The iPodhash authors want to investigate and eventually circumvent this mechanism using reverse engineering. For Apple, this is an attack on its FairPlay DRM software, which is used to protect music, videos and applications on the iPod and iPhone from use which is not licensed by Apple. The EFF takes a somewhat different view. In his blog, Fred von Lohmann, in-house counsel at the online rights organisation, writes that Apple "doesn't have a DMCA leg to stand on," and states that iPodhash is not about circumventing copyright protection to produce pirated material, but solely about access to the iPod database. In addition, he notes that the iTunesDB file is not itself protected and that the hashing mechanism's only purpose is to ensure that only Apple can write to the file.
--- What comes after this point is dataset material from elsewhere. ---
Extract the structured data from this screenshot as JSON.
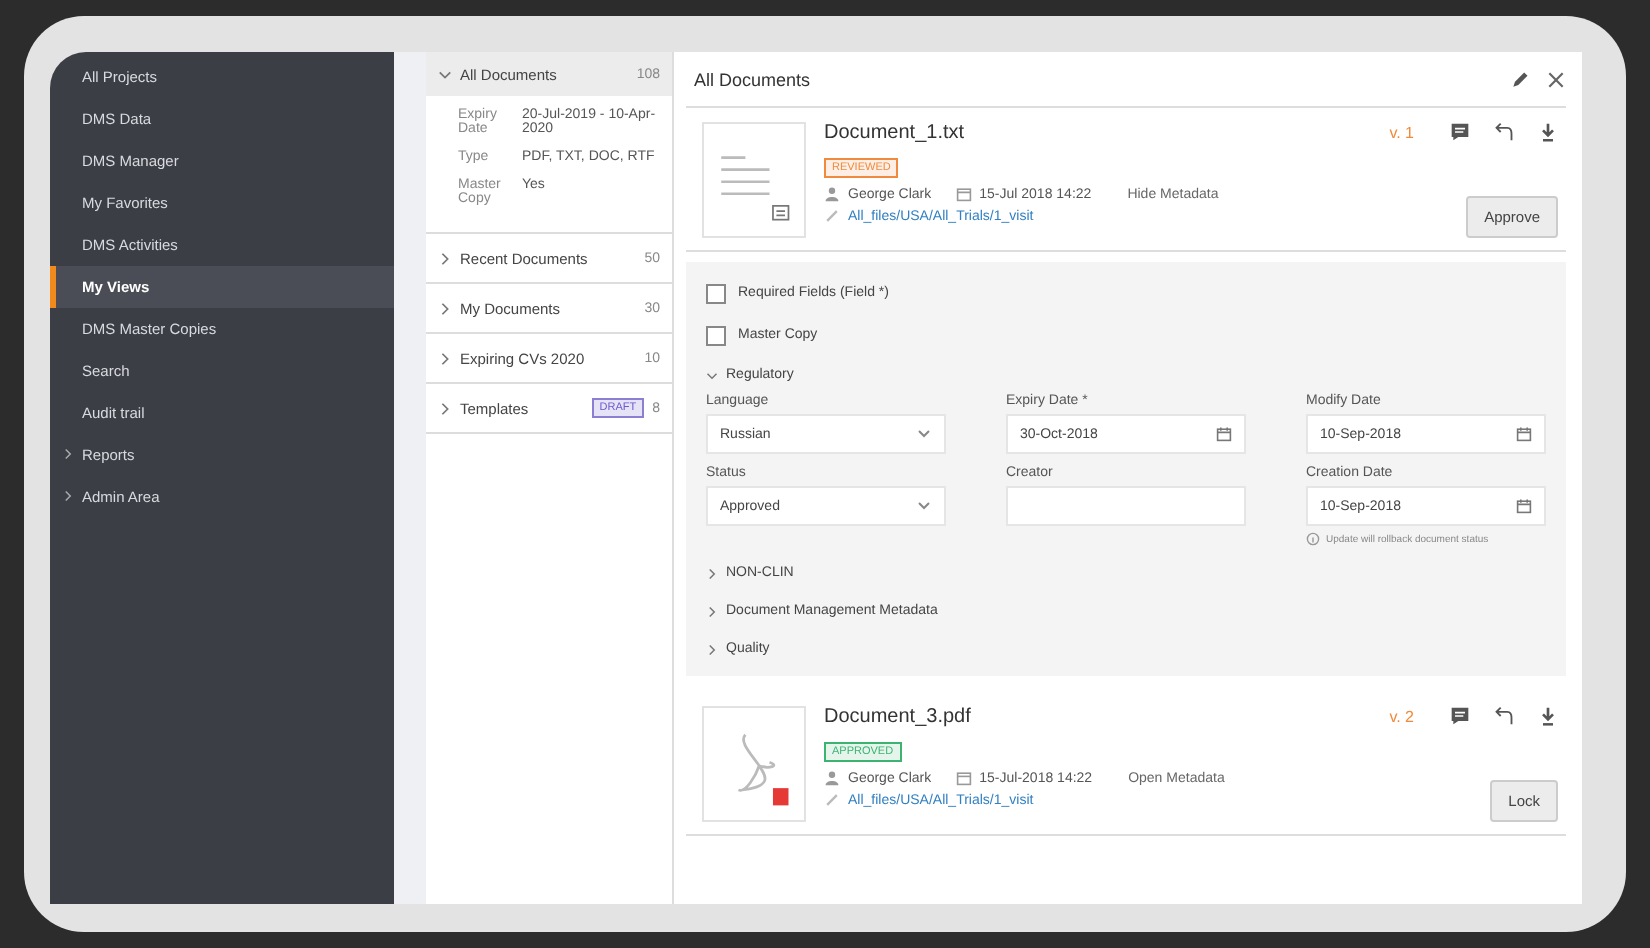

This "cannot qualify as access controls protected by... the DMCA," he continues. Von Lohmann notes that under the copyright act, which was introduced under the Clinton administration, reverse engineering of the type used by iPodhash for the purpose of ensuring interoperability is very much permissible.

Apple's hashing mechanism has already been cracked on a number of occasions – the first version in less than 36 hours. However, the iPodhash project has not yet succeeded in doing this, for which reason the EFF is even less able to understand the cease and desist notice. Following the DMCA notice, a page explaining the hashing mechanism has for the time being been removed from the iPodhash project wiki. The EFF now plans to assist the website owners in getting it back online.